Second, Bandsintown will team with NIVA and the National Independent Venue Foundation (NIVF) for Live Independent Month and Live Independent Day, scheduled for 2027. The plan is a nationwide celebration where independent venues, festivals and promoters open their doors for behind-the-scenes experiences, green room access, and conversations with venue operators and owners. For boards, this is essentially a marketing and community infrastructure build, but it also functions like a brand moat for independence. It makes “independent” legible and desirable, not just a legal or economic category.
Third, NIVA announced an expansion of its Certified Live Independent program through a new partnership with ROSTR. This collaboration enables artist teams to route tours directly to independent venues with a single click. NIVA also says ROSTR Venues will offer the largest venue directory in the world. In parallel, MasterTour and DoStuff will now feature the Certified Live Independent seal on their platforms. MasterTour will let touring professionals identify Certified Live Independent venues while planning and managing tours. DoStuff will incorporate the seal across its local event discovery platforms and launch a monthly editorial spotlight series highlighting independent venues, festivals and promoters.
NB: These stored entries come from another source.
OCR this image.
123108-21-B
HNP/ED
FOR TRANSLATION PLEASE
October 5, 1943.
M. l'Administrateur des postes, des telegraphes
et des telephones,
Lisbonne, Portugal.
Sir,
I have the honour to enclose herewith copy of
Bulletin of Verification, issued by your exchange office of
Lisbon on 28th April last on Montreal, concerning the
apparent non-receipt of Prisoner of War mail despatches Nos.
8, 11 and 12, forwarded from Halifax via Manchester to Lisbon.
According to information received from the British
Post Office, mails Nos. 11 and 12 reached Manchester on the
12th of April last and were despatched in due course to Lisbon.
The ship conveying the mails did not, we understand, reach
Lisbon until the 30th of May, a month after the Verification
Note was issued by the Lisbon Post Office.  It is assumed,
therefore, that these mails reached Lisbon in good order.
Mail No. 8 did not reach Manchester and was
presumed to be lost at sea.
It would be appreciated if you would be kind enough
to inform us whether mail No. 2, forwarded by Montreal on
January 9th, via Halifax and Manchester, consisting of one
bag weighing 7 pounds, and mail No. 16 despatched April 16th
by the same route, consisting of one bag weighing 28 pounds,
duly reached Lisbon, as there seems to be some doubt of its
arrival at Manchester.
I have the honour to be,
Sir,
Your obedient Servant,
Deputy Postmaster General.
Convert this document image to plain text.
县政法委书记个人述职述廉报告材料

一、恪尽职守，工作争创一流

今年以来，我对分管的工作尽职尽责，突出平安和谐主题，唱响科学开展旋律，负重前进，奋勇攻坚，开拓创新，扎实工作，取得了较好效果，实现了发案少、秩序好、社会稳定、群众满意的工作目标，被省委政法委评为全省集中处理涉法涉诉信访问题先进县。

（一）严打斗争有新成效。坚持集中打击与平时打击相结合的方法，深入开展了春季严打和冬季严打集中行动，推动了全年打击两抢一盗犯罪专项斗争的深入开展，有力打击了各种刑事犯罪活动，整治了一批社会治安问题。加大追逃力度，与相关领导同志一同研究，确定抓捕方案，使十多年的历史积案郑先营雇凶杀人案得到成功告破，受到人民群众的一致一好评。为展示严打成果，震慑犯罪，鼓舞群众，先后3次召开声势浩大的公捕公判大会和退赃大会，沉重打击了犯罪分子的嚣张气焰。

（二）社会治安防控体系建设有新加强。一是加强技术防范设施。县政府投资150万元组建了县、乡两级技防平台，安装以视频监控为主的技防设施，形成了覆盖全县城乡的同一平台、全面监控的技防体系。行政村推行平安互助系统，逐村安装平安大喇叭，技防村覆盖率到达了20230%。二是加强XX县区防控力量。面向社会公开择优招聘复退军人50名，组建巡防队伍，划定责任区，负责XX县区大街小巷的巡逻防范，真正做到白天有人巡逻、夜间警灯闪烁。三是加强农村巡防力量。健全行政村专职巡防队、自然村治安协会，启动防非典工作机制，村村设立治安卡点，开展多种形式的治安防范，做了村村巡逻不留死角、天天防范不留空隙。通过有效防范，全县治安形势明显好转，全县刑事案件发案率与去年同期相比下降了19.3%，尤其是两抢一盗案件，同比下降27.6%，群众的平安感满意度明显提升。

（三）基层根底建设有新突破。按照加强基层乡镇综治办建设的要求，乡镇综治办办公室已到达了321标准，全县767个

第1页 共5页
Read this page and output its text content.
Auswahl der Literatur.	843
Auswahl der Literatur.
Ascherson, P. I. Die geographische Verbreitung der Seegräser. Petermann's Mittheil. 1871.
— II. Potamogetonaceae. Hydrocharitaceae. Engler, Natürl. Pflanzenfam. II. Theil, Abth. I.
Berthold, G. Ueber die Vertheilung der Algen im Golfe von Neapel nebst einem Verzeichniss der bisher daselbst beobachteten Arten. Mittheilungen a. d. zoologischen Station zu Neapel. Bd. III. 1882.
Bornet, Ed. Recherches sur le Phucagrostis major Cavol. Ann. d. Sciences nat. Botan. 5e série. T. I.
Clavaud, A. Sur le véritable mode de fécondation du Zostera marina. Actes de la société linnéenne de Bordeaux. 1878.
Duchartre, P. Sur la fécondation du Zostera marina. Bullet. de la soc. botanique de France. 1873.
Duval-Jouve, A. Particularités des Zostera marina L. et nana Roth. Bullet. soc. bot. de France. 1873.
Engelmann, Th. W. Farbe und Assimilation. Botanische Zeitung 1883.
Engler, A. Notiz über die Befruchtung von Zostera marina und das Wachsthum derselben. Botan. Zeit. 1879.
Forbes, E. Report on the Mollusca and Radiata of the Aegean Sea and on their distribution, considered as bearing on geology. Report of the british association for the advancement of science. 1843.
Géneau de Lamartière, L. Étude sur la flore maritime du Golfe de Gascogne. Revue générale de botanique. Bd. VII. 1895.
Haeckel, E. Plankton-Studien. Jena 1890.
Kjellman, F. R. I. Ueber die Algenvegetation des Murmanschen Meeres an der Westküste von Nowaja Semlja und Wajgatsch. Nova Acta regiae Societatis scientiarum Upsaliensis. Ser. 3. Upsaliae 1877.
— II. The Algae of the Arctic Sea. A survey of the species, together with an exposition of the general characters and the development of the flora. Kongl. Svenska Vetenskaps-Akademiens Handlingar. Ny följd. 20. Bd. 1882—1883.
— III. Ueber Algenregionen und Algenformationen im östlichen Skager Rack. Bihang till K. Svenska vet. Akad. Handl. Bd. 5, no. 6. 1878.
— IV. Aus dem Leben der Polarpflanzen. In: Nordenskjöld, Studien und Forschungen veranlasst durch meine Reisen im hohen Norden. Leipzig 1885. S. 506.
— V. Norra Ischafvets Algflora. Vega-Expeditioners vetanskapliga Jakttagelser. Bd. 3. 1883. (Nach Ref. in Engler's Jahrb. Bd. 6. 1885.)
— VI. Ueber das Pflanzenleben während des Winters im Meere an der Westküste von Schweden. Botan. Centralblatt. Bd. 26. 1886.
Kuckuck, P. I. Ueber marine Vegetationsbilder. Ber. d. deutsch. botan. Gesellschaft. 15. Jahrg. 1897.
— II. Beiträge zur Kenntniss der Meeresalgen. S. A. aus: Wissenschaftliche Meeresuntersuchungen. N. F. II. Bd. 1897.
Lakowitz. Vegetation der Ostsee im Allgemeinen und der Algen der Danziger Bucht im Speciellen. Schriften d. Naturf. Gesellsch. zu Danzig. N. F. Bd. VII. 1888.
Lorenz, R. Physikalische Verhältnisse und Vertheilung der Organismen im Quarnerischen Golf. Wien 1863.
Put it together and you get a clear strategic shape: NIVA is trying to reduce harm to fans, increase visibility for independents, and generate data that supports policy and industry narratives. For executives in ticketing, venue operations, and artist services, the second-order implication is that the boundaries between consumer protection, platform behavior, and discovery are getting thinner. Fans are being equipped to report issues, regulators are being pointed to specific URLs, and partnerships are being used to influence how tours and event discovery route attention. In a market where trust is fragile and deception can scale quickly, that combination is the difference between reactive damage control and a more durable reform cycle.